Amy Schumer’s TRAINWRECK is both “brutally funny” and “raucously funny,” according to the New York and Los Angeles Times, respectively. The new Woody Allen appears to be a re-hash of some of his older, better films. And Marvel’s ANT-MAN is “a passable piece of drone work from the ever-expanding Marvey-Disney colony” (writes a clever A.O. Scott.)
One of the strongest reviewed films of the week, though, comes from an unexpected (by me, anyway) place – Bill Condon’s MR. HOLMES. The New York Times writes of Ian McKellen’s “gratifyingly but unsurprisingly wonderful” performance, while Kenneth Turan, writing from Los Angeles, raves: “Doing something completely different with this character…is no easy task, but the beautifully done Mr.
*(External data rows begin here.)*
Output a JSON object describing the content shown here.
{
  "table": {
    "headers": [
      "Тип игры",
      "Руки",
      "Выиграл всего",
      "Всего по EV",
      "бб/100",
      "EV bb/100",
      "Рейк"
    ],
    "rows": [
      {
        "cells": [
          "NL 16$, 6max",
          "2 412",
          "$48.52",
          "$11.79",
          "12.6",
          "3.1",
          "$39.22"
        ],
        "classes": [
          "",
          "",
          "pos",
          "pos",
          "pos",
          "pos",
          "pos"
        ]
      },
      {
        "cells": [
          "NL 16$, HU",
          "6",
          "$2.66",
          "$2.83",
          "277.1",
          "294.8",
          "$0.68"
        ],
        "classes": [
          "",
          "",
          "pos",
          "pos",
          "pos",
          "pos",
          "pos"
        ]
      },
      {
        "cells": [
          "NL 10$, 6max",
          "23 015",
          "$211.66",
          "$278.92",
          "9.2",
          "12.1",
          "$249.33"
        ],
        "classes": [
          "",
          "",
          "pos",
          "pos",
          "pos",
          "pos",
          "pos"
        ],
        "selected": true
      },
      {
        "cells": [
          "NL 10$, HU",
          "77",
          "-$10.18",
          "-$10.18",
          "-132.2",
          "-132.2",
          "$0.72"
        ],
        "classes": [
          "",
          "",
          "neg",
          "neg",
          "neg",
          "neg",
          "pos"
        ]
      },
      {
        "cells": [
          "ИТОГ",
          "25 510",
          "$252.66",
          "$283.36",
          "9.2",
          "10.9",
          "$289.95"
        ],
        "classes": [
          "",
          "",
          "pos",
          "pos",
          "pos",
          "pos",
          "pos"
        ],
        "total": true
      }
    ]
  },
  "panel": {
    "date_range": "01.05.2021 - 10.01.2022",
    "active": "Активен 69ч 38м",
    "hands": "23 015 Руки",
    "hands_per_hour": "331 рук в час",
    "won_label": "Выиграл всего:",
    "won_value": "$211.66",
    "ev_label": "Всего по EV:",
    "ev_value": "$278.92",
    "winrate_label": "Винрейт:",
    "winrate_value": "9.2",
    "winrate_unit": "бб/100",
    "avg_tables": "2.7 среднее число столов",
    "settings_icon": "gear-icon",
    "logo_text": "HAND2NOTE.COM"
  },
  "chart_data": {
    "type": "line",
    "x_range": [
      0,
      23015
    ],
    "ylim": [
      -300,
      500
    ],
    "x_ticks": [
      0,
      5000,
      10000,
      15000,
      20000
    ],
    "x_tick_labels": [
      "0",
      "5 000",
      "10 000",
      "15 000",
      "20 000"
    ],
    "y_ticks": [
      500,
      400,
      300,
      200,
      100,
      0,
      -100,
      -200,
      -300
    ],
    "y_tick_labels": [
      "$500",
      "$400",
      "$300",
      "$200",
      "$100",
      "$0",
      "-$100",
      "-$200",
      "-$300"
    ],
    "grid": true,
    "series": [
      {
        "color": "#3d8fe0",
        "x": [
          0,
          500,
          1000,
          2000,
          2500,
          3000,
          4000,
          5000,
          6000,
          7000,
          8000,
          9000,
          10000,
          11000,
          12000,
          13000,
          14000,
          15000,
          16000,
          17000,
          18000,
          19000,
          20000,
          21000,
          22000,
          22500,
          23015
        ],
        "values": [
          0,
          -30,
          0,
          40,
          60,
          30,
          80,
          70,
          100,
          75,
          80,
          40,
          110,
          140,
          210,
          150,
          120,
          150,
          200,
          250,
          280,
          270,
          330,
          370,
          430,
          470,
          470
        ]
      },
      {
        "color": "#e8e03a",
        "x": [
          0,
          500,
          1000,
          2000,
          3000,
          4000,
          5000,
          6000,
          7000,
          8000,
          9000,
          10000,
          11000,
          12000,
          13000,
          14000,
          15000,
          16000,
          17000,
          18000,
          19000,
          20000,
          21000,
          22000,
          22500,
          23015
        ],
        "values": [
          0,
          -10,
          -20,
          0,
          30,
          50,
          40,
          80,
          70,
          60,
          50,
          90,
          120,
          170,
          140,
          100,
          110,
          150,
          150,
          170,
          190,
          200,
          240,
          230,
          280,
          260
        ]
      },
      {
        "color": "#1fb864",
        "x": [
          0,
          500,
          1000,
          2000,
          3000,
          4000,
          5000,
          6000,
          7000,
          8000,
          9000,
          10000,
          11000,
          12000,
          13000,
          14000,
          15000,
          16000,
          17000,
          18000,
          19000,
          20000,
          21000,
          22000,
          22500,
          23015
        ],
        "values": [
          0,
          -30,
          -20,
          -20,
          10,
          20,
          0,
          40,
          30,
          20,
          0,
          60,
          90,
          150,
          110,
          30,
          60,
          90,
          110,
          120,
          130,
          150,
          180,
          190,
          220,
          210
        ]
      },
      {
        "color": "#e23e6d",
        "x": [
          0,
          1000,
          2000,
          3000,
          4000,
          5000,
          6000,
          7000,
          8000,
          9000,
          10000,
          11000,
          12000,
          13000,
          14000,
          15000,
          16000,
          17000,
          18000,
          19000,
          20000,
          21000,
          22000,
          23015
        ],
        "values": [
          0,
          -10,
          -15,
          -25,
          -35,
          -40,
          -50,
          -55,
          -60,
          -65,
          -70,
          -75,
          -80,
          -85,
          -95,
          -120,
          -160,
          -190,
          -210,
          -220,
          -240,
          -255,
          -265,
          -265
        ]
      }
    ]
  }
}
Holmes has made it happen.”
A.O. Scott compares Joshua Oppenheimer’s THE LOOK OF SILENCE, favorably, with SHOAH, and calls it “a painful, profoundly empathetic work of moral reckoning.” (It’s opening on just a single screen in NYC.)
Kyle Patrick Alvarez dramatic re-telling of THE STANFORD PRISON EXPERIMENT (which we all remember from Psych 101, and which I will forever associate with one of the dumber Veronica Mars storylines) is getting strong reviews in the New York and L.A. papers. Neil Genzlinger, writing in the NYT, calls it “stark and riveting.”
Opening in New York, at the IFC Center, there’s a doc called STEAK (R)EVOLUTION, about a guy’s search for the world’s best steak, that sounds so boring I just barely made it through the capsule review. Good grief.
Stephen Holden dismisses the Viola Davis/Jennifer Lopez starrer LILA & EVE, writing that it “feels like an exploitative made-for-TV quickie,” apparently unaware that it was produced by Lifetime Films. Meaning it is an exploitative made-for-TV quickie. The Los Angeles Times was kinder, deeming it “a guilty pleasure.”
The award for Best Editor’s Headline goes to the print edition of the New York Times, which tops Holden’s review of ALLELUIA with “She’s Obsessed With Him; He’s Obsessed With Feet.”